Assim, no caso sub-judice:
a) A intensidade da interferência deve ser classificada de forte na norma que exige o respeito pelos prazos para apresentar propostas, pois exclui completamente o bem do justo impedimento;
b) O peso da norma do respeito pelos prazos para apresentar propostas também deve ser classificada de forte, no quadro do ordenamento jurídico, por força dos princípios da transparência e da concorrência;
c) A fiabilidade destas avaliações deve ser considerada forte.
Por seu turno, analisando agora a perspectiva do lado da norma do justo impedimento, temos que:
a) A intensidade da interferência da norma do justo impedimento com o do respeito pelos prazos para apresentar propostas é média, pois a sua utilização terá sempre um carácter excepcional e pode ser controlada;
b) O peso do valor do bem do justo impedimento é de valor médio, no quadro do ordenamento jurídico;
c) a fiabilidade destas avaliações deve ser considerada forte.
Ou seja, neste caso concreto deve prevalecer a norma que exige o respeito pelos prazos para apresentar propostas sobre a norma do justo impedimento, pois tem argumentos de valor mais elevado.
Convém frisar que este método destina-se apenas a demonstrar a racionalização da ponderação, não é uma fórmula cega para obter resultados. Trata-se de uma matéria em evolução na ciência jurídica, sendo inevitável que vá sofrer alterações (v.g., Jan Sieckmann defende que o critério do peso do direito deve ser subdivido em dois, o peso abstracto e concreto).
Em face de tudo quanto foi dito, parece pois manifesta a falta de fundamento da pretensão a formular, pelo que é inútil conhecer do periculum in mora, como se concluiu na sentença recorrida.
Logo, tem de ser julgada improcedente esta providência.
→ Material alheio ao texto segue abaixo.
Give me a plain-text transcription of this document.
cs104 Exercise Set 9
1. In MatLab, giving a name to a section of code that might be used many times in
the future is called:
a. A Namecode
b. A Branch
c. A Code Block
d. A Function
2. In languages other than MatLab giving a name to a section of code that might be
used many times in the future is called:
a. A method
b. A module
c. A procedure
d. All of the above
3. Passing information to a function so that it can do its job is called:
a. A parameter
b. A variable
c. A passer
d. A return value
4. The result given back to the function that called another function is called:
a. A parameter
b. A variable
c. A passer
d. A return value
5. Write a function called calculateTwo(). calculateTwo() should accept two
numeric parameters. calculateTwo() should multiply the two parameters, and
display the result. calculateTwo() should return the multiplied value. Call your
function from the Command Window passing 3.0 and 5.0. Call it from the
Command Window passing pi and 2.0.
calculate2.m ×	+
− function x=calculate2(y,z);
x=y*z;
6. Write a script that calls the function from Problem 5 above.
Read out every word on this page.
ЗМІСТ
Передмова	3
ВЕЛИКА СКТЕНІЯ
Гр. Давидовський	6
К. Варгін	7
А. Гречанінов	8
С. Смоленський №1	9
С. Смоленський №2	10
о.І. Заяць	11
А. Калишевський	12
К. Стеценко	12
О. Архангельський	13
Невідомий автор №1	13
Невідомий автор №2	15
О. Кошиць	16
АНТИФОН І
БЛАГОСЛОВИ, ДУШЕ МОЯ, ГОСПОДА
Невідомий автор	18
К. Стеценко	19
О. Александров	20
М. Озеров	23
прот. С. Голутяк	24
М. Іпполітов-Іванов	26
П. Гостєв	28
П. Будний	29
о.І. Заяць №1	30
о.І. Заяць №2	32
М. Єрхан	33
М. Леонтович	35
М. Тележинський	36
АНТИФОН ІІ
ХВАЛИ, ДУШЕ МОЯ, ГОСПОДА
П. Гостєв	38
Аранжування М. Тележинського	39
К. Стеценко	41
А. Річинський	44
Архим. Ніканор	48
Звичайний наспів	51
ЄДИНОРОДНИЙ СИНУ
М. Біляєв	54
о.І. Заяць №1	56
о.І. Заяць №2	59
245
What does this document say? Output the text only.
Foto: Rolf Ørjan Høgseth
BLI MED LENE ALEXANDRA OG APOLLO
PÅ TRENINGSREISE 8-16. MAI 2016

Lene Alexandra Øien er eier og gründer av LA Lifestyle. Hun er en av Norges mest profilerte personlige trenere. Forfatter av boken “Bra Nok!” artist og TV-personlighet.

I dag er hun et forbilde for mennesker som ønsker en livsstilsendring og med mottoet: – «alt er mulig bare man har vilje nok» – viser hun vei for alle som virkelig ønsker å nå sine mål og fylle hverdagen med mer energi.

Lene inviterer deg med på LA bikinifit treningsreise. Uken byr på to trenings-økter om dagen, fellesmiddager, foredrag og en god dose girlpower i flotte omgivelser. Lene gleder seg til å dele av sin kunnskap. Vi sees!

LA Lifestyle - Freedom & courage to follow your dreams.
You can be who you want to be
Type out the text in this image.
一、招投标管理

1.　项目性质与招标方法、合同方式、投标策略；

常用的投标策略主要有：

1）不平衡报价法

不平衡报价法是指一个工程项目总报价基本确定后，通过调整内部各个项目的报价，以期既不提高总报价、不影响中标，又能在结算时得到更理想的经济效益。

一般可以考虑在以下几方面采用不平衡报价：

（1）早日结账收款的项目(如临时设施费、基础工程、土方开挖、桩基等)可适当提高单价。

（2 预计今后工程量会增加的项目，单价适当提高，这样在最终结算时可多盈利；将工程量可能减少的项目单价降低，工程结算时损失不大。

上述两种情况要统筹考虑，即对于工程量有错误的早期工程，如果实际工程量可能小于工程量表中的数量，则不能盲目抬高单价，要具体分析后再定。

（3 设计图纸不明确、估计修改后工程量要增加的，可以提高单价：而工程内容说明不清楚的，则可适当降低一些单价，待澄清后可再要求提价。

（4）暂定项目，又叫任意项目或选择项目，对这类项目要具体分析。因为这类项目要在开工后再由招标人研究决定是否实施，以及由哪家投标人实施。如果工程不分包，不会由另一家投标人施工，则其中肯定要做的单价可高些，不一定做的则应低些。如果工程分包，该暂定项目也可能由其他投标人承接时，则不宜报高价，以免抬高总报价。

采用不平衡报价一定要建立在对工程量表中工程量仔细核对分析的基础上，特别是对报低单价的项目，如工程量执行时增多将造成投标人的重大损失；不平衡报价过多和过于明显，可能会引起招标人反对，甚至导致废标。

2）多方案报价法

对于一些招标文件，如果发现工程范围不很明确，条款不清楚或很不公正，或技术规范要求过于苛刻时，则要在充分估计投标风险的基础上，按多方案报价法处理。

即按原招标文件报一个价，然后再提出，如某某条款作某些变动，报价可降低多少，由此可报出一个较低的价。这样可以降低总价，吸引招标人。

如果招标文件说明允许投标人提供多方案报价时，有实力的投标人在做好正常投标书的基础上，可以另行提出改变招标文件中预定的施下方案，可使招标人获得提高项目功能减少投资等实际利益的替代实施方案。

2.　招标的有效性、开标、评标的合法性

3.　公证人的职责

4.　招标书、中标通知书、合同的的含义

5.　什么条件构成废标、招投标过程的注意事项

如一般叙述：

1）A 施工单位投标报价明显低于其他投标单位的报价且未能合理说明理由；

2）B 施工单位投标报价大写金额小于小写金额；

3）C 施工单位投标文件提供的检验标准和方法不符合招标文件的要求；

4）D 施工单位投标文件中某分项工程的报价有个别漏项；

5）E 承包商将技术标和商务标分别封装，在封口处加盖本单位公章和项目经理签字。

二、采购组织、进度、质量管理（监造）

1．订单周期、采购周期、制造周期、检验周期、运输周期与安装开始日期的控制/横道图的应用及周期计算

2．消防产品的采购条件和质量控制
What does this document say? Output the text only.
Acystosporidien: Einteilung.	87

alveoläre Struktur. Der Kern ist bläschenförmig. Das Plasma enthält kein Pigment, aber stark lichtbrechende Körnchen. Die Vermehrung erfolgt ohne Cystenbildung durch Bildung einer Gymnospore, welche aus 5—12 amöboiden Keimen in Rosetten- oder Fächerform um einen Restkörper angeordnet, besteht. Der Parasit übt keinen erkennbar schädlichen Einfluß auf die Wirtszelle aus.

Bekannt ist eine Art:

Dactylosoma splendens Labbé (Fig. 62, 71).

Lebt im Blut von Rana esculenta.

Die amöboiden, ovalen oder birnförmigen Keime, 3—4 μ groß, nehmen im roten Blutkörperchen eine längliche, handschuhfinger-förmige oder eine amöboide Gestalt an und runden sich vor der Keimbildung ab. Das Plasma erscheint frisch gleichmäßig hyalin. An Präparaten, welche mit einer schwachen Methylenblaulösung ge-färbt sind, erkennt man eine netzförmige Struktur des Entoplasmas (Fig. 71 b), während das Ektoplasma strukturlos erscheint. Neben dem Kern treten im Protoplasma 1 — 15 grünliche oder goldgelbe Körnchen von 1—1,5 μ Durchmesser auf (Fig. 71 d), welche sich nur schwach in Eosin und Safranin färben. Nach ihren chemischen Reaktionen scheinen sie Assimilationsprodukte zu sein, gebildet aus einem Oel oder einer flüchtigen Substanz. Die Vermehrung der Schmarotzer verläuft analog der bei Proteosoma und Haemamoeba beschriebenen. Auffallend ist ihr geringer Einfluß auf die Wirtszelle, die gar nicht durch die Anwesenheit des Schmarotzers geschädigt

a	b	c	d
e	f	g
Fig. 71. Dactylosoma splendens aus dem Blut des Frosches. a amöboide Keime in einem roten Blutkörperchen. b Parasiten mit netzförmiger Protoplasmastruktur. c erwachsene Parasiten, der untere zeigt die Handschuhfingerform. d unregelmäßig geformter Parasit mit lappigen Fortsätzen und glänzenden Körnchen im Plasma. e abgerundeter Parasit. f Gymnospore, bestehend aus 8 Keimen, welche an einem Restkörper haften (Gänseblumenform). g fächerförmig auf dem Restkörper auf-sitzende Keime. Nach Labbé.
5. Conclusão: Por tudo quanto vem de ser exposto, Acordam os Juízes do presente Tribunal Central Administrativo Sul em:
5.1. Anular a sentença recorrida.
5.2. Julgar improcedente a presente providência cautelar, absolvendo o recorrido Ministério da Defesa Nacional dos pedidos formulados pelo A...Clube.
Custas pelo recorrente.
Registe e notifique.

18/11/2010


Declaração de voto:


Salvo o devido respeito pelos fundamentos de direito que obtiveram vencimento, de acordo com o entendimento doutrinário nacional, a excepção do justo impedimento tem aplicação no domínio dos procedimentos de contratação pública, vd. Mário e Rodrigo Esteves de Oliveira, Concursos e outros procedimentos de adjudicação administrativa – das fontes às garantias, Almedina/2003 (reimpressão), págs. 398 e ss, Margarida Olazabal Cabral, O concurso público nos contratos administrativos, Almedina/1997, pags.159 e ss.
No tocante aos pressupostos do direito legal de preferência consagrado no artº 21º nº 7 DL 226-A/2007 de 31.05, mantemos o entendimento sustentado no acórdão de que fomos relatora tirado no rec, nº 6349/10 de 04.Nov.2010.